Any fears that Robin Williams has entirely forsaken his trademark blue genie/cross-dressing mania for a line in beardy compassion and sensitive soul-searching should at least be partly allayed by a movie that seeks, awkwardly on occasion, to combine both. Despite the odd imbalance, however, it bolsters the track record of director Shadyac who, mostly in conjunction with Oedekerk's screenplays, has exhibited a deft touch in harnessing the unpredictable improv whirlwind of the physical performer.

After institutionalising himself with suicidal depression, the turning point for Hunter "Patch" Adams (Williams) is helping fellow inmate Rudy (Michael Jeter) gun down an infestation of imaginary squirrels. He'd found a thread of connection. He'd helped another suffering soul. He'd discovered his calling. And so exit loony bin, enter med school.

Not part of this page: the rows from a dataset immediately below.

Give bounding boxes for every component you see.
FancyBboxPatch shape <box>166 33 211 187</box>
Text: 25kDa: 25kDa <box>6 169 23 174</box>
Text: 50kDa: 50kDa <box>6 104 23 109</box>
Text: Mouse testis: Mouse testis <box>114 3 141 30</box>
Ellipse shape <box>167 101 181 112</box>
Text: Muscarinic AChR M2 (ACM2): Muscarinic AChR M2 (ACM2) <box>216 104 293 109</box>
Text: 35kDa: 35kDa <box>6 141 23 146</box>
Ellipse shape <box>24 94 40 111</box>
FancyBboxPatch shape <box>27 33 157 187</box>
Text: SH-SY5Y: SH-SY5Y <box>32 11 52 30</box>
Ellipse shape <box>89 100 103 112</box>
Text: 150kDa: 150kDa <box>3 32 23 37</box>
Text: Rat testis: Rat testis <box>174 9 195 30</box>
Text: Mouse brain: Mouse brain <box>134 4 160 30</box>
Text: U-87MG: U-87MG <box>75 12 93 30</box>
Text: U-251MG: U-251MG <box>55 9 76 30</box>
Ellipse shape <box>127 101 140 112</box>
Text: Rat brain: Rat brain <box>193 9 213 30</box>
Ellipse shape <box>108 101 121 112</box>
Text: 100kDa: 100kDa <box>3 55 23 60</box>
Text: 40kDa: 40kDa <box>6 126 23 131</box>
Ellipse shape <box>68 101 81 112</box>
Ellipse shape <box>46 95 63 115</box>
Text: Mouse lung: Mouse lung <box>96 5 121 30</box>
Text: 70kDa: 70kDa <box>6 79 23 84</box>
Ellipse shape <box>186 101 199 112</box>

The real-life Hunter Adams was a man intensely dedicated to his work, yet prepared to stretch slapstick to snapping point in pursuit of his ideology, and on that basis, there is surely no one more qualified than Williams to portray him. And dressed in shirts somehow louder than his own outsize character, the man delivers another memorable turn. Yes, the reins are allowed to slip for some showcase routines - and the finale is practically "Oh doctor, my doctor" - but Williams is well supported here: London as Adams' nerdy but devoted comrade, Hoffman as his bitter, bookworm room-mate, as well as Gunton, Harve Presnell and Peter Coyote in smaller roles.

Connection as far as the film goes depends ultimately on whether you buy into its philosophy - and whether you're convinced that such a hairy old goat could woo Monica (Martha Meet Uncle Tom Cobbley And All) Potter. So the prognosis is generally positive, though there may be a touch too much sugar in this motion picture panacea, which is, in places, shamelessly sentimental to an extraordinarily manipulative degree.

True romantics and those with joy bubbling from every pore may well be carried along and if Shadyac's aim was to fashion a film kindred in essence to Adams' own outlook and work, then this feelgood extravaganza must come pretty close to hitting that mark.